A commit object has been successfully written to the git log. In fact, git repositories need to maintain a pointer to a commit so that when there are many commits on a branch, this pointer can be used to determine which version of the repository is currently in and which commit corresponds to the snapshot. This pointer is also stored in a.git file
Which is this HEAD file. Look at the cat
The HEAD pointer points to the refs/heads/master file. Take a look at this file
The refs/heads file is still empty, so we will now write a file with the HEAD pointer pointing to the COMMIT object we just created. There are two ways to do this. One is to create a file and edit it, but it is not recommended to change the HEAD pointer in this way. Instead, we use update-ref to update the HEAD pointer to the commit object
You can see that refs/heads produces a master file. Cat
The contents of the master file are the hash value of the commit that was just generated. (Master is actually the current branch, which is the default master branch of the Git repository.) Git log
Ok, the COMMIT has been successfully generated.

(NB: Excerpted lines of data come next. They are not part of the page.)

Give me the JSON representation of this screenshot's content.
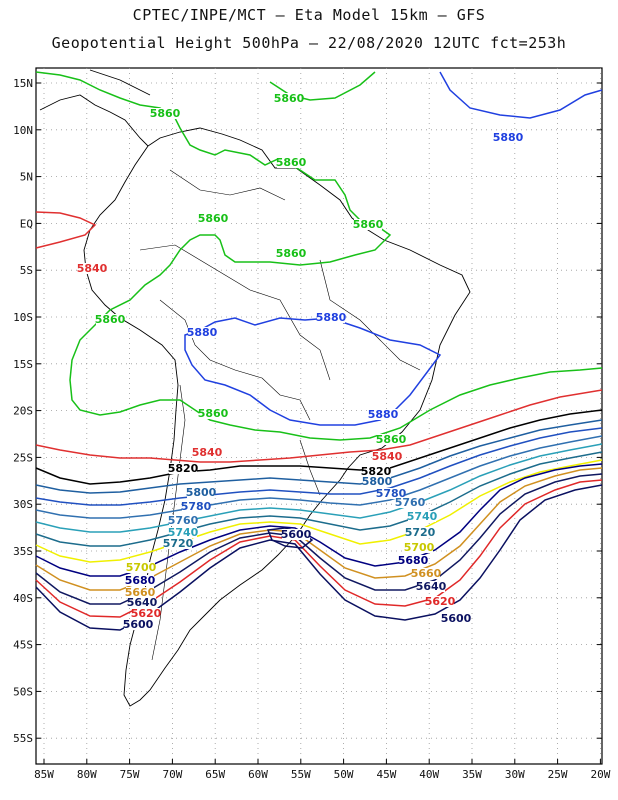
{
  "header": {
    "line1": "CPTEC/INPE/MCT –  Eta Model 15km – GFS",
    "line2": "Geopotential Height 500hPa – 22/08/2020 12UTC fct=253h"
  },
  "axes": {
    "lat_labels": [
      "15N",
      "10N",
      "5N",
      "EQ",
      "5S",
      "10S",
      "15S",
      "20S",
      "25S",
      "30S",
      "35S",
      "40S",
      "45S",
      "50S",
      "55S"
    ],
    "lon_labels": [
      "85W",
      "80W",
      "75W",
      "70W",
      "65W",
      "60W",
      "55W",
      "50W",
      "45W",
      "40W",
      "35W",
      "30W",
      "25W",
      "20W"
    ]
  },
  "colors": {
    "c5880": "#2040e0",
    "c5860": "#18c018",
    "c5840": "#e03030",
    "c5820": "#000000",
    "c5800": "#1f5fa0",
    "c5780": "#2050c0",
    "c5760": "#3070b0",
    "c5740": "#2aa0b8",
    "c5720": "#1c6c8c",
    "c5700": "#f0f000",
    "c5680": "#000080",
    "c5660": "#d09020",
    "c5640": "#101860",
    "c5620": "#e02828",
    "c5600": "#0a1060"
  },
  "contour_labels": [
    {
      "text": "5860",
      "color": "#18c018"
    },
    {
      "text": "5860",
      "color": "#18c018"
    },
    {
      "text": "5860",
      "color": "#18c018"
    },
    {
      "text": "5860",
      "color": "#18c018"
    },
    {
      "text": "5860",
      "color": "#18c018"
    },
    {
      "text": "5860",
      "color": "#18c018"
    },
    {
      "text": "5860",
      "color": "#18c018"
    },
    {
      "text": "5860",
      "color": "#18c018"
    },
    {
      "text": "5860",
      "color": "#18c018"
    },
    {
      "text": "5880",
      "color": "#2040e0"
    },
    {
      "text": "5880",
      "color": "#2040e0"
    },
    {
      "text": "5880",
      "color": "#2040e0"
    },
    {
      "text": "5880",
      "color": "#2040e0"
    },
    {
      "text": "5840",
      "color": "#e03030"
    },
    {
      "text": "5840",
      "color": "#e03030"
    },
    {
      "text": "5840",
      "color": "#e03030"
    },
    {
      "text": "5820",
      "color": "#000000"
    },
    {
      "text": "5820",
      "color": "#000000"
    },
    {
      "text": "5800",
      "color": "#1f5fa0"
    },
    {
      "text": "5800",
      "color": "#1f5fa0"
    },
    {
      "text": "5780",
      "color": "#2050c0"
    },
    {
      "text": "5780",
      "color": "#2050c0"
    },
    {
      "text": "5760",
      "color": "#3070b0"
    },
    {
      "text": "5760",
      "color": "#3070b0"
    },
    {
      "text": "5740",
      "color": "#2aa0b8"
    },
    {
      "text": "5740",
      "color": "#2aa0b8"
    },
    {
      "text": "5720",
      "color": "#1c6c8c"
    },
    {
      "text": "5720",
      "color": "#1c6c8c"
    },
    {
      "text": "5700",
      "color": "#c8c800"
    },
    {
      "text": "5700",
      "color": "#c8c800"
    },
    {
      "text": "5680",
      "color": "#000080"
    },
    {
      "text": "5680",
      "color": "#000080"
    },
    {
      "text": "5660",
      "color": "#d09020"
    },
    {
      "text": "5660",
      "color": "#d09020"
    },
    {
      "text": "5640",
      "color": "#101860"
    },
    {
      "text": "5640",
      "color": "#101860"
    },
    {
      "text": "5620",
      "color": "#e02828"
    },
    {
      "text": "5620",
      "color": "#e02828"
    },
    {
      "text": "5600",
      "color": "#0a1060"
    },
    {
      "text": "5600",
      "color": "#0a1060"
    },
    {
      "text": "5600",
      "color": "#0a1060"
    }
  ]
}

Git status
It shows that test.txt was deleted because we wrote the file directly from the underlying command and the workspace does not have the file. Just checkout
Git status is ok. And you’re done!
conclusion
From the above instructions and a manual commit generation process, you should have a good understanding of the underlying git implementation. Git uses a “everything object” mode to control and manage the folders, files, and different versions of the repository by using the commit object containing the Tree directory object and the bloB file object. The different version snapshots are then captured by moving the pointer to COMMIT. This is the underlying core working principle of Git. After understanding this principle, all Git commands and operations, including complex workflow, practice of various scenarios and solution of difficult problems, can be based on the principle and get twice the result with half the effort.